As for the question of burden, it seems like it's easy to forget that humans, like most mammals are social creatures. I suppose it's a question of our hegemonies about nature, what facts are repeated ad nauseaum to support the prevalent notions that the world is a harsh place and competition is the rule and cooperation the exception, when, in fact, evidence supports the reverse. But think how damaging it would be for the culture of the united states to teach that animals much more often cooperate for mutual survival, within families, communities, species, and even between species. As I said in my first statement, these are generalizations; not every group, human or non-human fits these patterns. And the point about the need to not romanticize the past is absolutely correct, which is why I tried to clarify that in my other posts. Those rigid social hierarchies are not so rigid as you may think. Afterall remember that evolution and survivability thrive on diversity, not on alpha male dominance. It would be a sad world (and a weak, evolutionarily unstable and unsustainable one as well) if it were only the biggest bully males reproducing with all the females, don't you think?

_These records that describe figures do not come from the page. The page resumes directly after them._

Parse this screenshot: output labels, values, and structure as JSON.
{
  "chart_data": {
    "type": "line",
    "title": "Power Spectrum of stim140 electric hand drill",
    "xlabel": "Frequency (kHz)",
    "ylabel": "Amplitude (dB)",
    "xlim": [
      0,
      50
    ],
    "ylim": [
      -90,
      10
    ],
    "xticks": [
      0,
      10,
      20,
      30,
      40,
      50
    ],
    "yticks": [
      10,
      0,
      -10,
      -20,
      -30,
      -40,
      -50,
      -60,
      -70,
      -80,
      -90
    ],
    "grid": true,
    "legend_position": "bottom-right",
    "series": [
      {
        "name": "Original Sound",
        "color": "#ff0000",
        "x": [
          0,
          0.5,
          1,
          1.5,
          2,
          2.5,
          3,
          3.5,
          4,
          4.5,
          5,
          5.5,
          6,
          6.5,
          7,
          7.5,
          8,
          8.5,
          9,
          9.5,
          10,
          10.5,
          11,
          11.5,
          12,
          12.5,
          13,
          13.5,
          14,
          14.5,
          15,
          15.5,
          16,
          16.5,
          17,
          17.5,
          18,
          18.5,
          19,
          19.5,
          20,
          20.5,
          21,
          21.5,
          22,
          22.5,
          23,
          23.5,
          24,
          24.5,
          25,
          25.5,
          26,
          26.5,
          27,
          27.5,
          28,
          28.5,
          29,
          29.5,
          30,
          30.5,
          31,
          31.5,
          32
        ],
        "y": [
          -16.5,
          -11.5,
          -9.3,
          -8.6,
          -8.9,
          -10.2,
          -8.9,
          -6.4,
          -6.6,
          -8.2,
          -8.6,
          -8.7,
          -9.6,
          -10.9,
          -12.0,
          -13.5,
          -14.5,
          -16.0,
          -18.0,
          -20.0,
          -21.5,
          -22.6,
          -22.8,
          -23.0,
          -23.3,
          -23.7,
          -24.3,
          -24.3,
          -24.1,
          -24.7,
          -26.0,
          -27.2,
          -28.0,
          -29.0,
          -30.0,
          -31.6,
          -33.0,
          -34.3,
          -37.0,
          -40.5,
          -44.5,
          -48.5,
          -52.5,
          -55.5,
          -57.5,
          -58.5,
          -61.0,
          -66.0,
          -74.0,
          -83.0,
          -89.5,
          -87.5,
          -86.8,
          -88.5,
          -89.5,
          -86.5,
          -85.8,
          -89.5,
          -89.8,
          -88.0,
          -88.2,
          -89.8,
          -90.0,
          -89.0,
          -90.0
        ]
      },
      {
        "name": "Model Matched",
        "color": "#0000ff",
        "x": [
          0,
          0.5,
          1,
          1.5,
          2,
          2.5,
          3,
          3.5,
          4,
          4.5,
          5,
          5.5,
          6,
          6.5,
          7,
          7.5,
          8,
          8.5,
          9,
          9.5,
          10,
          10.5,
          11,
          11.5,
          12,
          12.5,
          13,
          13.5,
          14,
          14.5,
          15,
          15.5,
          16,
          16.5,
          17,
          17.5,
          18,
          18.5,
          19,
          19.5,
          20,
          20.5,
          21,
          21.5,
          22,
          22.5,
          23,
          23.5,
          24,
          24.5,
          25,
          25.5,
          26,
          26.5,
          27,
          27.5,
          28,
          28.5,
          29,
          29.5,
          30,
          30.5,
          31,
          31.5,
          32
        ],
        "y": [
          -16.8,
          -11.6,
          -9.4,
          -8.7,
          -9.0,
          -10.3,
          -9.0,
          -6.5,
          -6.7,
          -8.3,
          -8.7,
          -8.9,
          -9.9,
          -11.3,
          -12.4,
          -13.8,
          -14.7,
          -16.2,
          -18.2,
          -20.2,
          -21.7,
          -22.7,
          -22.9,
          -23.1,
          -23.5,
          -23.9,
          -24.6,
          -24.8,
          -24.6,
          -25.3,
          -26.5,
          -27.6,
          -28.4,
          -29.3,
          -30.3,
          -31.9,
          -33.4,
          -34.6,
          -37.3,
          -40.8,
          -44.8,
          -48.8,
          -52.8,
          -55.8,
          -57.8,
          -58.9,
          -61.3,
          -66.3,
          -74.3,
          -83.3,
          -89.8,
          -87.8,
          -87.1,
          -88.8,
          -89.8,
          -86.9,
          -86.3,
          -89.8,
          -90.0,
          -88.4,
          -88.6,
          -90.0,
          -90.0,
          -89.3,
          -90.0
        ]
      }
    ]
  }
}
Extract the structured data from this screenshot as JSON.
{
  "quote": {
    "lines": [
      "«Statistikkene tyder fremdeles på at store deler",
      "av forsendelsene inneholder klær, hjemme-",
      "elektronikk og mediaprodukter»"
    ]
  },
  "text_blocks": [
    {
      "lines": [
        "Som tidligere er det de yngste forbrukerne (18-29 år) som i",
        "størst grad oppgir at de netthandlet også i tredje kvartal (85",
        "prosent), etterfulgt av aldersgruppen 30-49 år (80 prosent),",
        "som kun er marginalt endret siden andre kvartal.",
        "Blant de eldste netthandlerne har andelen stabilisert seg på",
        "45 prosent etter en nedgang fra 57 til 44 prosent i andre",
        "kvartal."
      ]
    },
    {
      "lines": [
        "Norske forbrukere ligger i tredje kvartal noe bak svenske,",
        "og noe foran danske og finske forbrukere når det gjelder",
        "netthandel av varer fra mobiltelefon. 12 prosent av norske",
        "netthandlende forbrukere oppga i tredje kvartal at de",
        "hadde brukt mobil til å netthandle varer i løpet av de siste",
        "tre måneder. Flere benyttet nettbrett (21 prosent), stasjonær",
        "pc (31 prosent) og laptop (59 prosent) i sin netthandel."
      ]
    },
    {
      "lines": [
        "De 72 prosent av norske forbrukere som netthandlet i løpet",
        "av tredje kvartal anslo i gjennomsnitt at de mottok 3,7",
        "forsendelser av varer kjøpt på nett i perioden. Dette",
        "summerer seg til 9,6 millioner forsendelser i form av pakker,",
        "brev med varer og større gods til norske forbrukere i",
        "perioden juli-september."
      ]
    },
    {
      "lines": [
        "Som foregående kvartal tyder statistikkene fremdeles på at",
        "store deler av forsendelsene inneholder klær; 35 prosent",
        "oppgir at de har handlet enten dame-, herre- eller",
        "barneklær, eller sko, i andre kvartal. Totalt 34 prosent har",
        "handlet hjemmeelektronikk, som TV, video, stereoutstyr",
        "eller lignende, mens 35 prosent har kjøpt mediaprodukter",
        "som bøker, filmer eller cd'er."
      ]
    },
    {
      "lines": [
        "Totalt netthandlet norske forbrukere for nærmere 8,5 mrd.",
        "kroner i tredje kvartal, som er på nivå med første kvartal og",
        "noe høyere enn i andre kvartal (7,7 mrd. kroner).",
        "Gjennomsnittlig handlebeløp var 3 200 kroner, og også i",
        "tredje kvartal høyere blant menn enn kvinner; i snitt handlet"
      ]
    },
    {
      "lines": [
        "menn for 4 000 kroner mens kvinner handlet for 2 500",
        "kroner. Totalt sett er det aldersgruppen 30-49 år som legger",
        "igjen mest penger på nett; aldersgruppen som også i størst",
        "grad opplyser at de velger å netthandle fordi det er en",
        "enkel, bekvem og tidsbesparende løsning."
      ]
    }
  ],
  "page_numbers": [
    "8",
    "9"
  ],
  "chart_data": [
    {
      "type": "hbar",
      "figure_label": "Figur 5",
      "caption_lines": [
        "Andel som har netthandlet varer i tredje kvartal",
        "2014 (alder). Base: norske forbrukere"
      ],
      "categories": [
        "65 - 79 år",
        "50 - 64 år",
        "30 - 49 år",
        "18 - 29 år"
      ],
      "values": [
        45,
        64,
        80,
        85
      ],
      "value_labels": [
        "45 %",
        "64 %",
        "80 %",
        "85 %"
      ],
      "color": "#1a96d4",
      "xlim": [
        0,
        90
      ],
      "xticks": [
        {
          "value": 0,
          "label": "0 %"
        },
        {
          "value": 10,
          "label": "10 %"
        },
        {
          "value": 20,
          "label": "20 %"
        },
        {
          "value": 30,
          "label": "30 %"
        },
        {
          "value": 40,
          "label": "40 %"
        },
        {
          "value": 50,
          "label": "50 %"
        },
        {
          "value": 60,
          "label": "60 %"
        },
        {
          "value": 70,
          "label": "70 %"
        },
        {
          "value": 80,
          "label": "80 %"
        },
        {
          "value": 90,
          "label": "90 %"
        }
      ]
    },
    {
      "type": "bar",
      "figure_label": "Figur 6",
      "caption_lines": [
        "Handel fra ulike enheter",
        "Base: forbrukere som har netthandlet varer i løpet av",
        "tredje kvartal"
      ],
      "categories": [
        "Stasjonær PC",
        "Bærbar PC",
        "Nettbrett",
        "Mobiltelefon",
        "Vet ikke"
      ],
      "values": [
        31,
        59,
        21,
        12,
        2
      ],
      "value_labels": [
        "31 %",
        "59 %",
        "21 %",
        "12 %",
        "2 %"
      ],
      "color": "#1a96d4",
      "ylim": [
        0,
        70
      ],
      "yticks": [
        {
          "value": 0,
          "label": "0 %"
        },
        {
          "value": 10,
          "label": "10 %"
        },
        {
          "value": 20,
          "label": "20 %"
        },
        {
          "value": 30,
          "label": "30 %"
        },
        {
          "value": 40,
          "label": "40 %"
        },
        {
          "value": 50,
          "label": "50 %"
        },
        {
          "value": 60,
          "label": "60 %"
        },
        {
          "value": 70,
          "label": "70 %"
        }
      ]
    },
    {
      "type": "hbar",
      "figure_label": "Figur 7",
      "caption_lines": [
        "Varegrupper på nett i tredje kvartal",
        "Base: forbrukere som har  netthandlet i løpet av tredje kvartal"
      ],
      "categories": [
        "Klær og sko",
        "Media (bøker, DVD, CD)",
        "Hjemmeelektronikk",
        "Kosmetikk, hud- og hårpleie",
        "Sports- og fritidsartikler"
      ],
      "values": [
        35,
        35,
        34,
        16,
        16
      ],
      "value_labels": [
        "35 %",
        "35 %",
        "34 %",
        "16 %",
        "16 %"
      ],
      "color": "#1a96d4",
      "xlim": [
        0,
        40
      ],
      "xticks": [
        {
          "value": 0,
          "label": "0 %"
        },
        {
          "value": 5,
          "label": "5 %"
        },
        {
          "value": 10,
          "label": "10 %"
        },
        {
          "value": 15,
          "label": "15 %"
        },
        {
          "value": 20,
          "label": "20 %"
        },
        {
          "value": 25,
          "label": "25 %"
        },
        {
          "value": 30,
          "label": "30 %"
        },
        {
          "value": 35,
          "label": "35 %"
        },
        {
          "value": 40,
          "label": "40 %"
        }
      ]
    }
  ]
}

So, if is a sick child really a burden? A sick adult? A sick senior? A child cannot yet produce food for itself so presumably there is nothing wasted by having the community continue to feed that sick child. A sick adult would perhaps mean others would have to collect more food, but, the chances of a healthy adult recovering are also high, so there is value there. A healthy senior may not be able to contribute in terms of physical labor, but may be valued for their experience, and again, it may benefit the community to continue to provide for that individual. And I don't like my phrasing because it makes it sounds like a cost-benefit analysis, which is not what I'm getting at. I'm just saying that in a community people are likely to be aware of the intrinsic value of their members (the way people in our country feel toward their families) and will support them. That is the strength of communities, and why people are drawn to them, because they "trade" in support for one another. A member gives support and also receives it.

To understand these issues research certainly helps, but very basic logic also helps. We can make claims like "tribal cultures were and are sustainable" because they must have been for all of us to be here. We can look to existing tribal cultures, to the social and biological sciences, but also to our own intuition. Afterall, I cannot say with absolute certainty that the sun will rise tomorrow but that does not shake my confidence that it will happen.

IS 16.Jul.2003 11:21


You people are thinking about the world the way it WAS, or SHOULD BE, or COULD BE, or MIGHT HAVE BEEN.

How about a little reality?

Let's think about the way the world IS.

the reality 16.Jul.2003 11:46


It is only by understanding human history that we can begin to shape a human future worth living in.